Bunun kötü olduğunu söyleyebilmek için cesaret kötü olduğunu bilmek için ise basiret ve bilgi gerekir. Mahalle baskısına aldırmadan bunu topluma söyleyebilecek cesaret sahibi olup bu ikisini birleştirebilenlere de BİLGE demek yerinde olacaktır.
Öncelikle bulunduğunuz toplumla iyi bir iletişim kuracaksınız ki dini ve ahlaki eksikliklerini teşhis edip tedavi edebilesiniz. Artık İslam’ı, ritüellerini ve argümanlarını aslına uygun fakat günceli de doyuracak bir anlayış ve dil ile sunmamız gerekiyor. Evet, İslam'ın asli kaynaklarına uygun ama günümüzün güncelini de karşılayan bir dil geliştirmemiz gerekmektedir. Yoksa islam âlemi gençliğini kaybedecektir.
“Hep birlikte Allah’ın ipine (Kur’an’a)sımsıkı sarılın. Parçalanıp bölünmeyin. Allah’ın üzerinizdeki nimetini hatırlayın. Hani sizler birbirinize düşmanlar idiniz de O, kalplerinizi birleştirmişti. İşte O’nun bu nimeti sayesinde kardeşler olmuştunuz. Yine siz, bir ateş çukurunun tam kenarında idiniz de O sizi oradan kurtarmıştı. İşte Allah size âyetlerini böyle apaçık bildiriyor ki doğru yola eresiniz. 3/103”
Ortadoğu’da “Kardeşlik Hukuku” eksenli bir İttihad-ı İslam sağlanmalıdır.
Şayet Ortadoğu coğrafyasında İttihad-ı İslam'ı sağlayamazsak; sadece Kürtler Türkleri, Türkler Kürtleri, Araplar Türkleri veya Farsları öldürmekle kalmayacak, Kürtler Kürtleri, Araplar Arapları, Farslar Farsları ve Türkler Türkleri öldürmeye başlayacaktır. Bununla beraber bu coğrafyanın kadim halkları olan bizler, kendi sorunlarımıza çare ve çözüm bulamazsak kimse bize çözüm sunmaz ve halimize acımaz!
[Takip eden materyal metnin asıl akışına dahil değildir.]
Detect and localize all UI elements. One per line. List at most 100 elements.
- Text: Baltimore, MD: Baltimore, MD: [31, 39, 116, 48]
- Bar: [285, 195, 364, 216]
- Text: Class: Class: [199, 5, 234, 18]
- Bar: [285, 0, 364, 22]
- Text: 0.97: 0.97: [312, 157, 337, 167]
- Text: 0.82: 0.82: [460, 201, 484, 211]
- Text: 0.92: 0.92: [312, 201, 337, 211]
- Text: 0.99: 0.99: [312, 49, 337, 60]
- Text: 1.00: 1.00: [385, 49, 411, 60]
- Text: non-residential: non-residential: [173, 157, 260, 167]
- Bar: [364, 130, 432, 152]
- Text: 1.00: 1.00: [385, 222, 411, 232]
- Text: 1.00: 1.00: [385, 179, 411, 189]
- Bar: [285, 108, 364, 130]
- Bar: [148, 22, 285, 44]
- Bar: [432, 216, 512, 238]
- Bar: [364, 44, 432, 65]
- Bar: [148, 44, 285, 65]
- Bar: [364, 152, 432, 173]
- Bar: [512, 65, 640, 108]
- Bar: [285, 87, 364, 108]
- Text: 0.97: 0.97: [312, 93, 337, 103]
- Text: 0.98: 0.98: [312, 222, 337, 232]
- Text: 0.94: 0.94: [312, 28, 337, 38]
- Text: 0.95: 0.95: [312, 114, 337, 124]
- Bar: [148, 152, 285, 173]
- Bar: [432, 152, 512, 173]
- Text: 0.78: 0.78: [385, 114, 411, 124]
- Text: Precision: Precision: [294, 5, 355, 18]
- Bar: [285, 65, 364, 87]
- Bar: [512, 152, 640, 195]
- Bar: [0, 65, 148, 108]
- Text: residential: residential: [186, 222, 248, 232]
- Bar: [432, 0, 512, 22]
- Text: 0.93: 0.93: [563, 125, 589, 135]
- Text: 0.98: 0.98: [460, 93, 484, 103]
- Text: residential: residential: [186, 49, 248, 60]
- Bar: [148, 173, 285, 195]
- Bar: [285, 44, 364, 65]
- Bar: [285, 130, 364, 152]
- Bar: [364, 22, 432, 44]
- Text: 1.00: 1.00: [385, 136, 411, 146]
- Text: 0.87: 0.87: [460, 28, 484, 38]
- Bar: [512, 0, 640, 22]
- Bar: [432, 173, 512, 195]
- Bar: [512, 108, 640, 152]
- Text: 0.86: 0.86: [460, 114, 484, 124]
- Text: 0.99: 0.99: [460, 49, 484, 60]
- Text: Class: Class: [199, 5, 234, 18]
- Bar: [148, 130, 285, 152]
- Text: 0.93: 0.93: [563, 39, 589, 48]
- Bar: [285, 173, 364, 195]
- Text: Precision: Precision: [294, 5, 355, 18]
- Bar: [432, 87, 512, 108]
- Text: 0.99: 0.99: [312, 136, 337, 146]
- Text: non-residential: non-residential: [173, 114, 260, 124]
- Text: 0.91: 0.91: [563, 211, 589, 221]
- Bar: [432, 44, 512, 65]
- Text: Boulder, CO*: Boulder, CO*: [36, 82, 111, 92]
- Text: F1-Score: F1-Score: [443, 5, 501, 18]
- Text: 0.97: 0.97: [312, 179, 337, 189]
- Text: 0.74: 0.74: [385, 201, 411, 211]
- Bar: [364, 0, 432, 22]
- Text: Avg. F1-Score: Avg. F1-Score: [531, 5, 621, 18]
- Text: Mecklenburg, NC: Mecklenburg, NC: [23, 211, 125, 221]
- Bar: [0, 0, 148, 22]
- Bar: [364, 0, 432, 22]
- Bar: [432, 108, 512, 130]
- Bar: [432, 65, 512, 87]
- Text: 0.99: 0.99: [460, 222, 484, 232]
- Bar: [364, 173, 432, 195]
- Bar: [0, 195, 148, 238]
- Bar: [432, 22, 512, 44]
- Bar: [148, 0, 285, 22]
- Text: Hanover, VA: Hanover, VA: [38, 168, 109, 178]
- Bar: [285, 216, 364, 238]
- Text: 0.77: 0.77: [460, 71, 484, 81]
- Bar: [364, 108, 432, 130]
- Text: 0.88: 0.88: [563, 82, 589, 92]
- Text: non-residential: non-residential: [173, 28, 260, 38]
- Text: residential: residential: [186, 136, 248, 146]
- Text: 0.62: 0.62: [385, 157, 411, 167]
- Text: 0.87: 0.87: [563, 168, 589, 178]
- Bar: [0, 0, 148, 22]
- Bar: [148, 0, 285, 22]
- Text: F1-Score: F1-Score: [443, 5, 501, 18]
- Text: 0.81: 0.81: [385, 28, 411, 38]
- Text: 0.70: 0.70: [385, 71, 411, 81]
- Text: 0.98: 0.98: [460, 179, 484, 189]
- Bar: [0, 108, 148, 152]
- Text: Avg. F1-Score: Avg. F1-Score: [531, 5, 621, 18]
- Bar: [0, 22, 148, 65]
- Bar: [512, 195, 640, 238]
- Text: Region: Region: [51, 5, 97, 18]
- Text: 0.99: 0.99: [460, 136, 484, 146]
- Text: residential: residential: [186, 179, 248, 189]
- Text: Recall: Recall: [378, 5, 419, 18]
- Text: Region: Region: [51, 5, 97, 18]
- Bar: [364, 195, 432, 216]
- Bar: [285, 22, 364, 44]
Evet, İslam coğrafyası günümüzde de yine birbirine düşman olan bireyler/devletler ve halklara şahitlik etmektedir. Dün olduğu gibi bugün de bunu sonlandıracak olan yegâne çözümü o gün inşa edilen kardeşlik anlayışı ve hukuku olacaktır. İslam’ın inşa ettiği “Kardeşlik anlayışı ve öngördüğü kardeşlik hukuku” insanları kurtaran bir gemi gibidir. Binmediğiniz gemiyi iskelede bağlı tutmanın bir manası yok!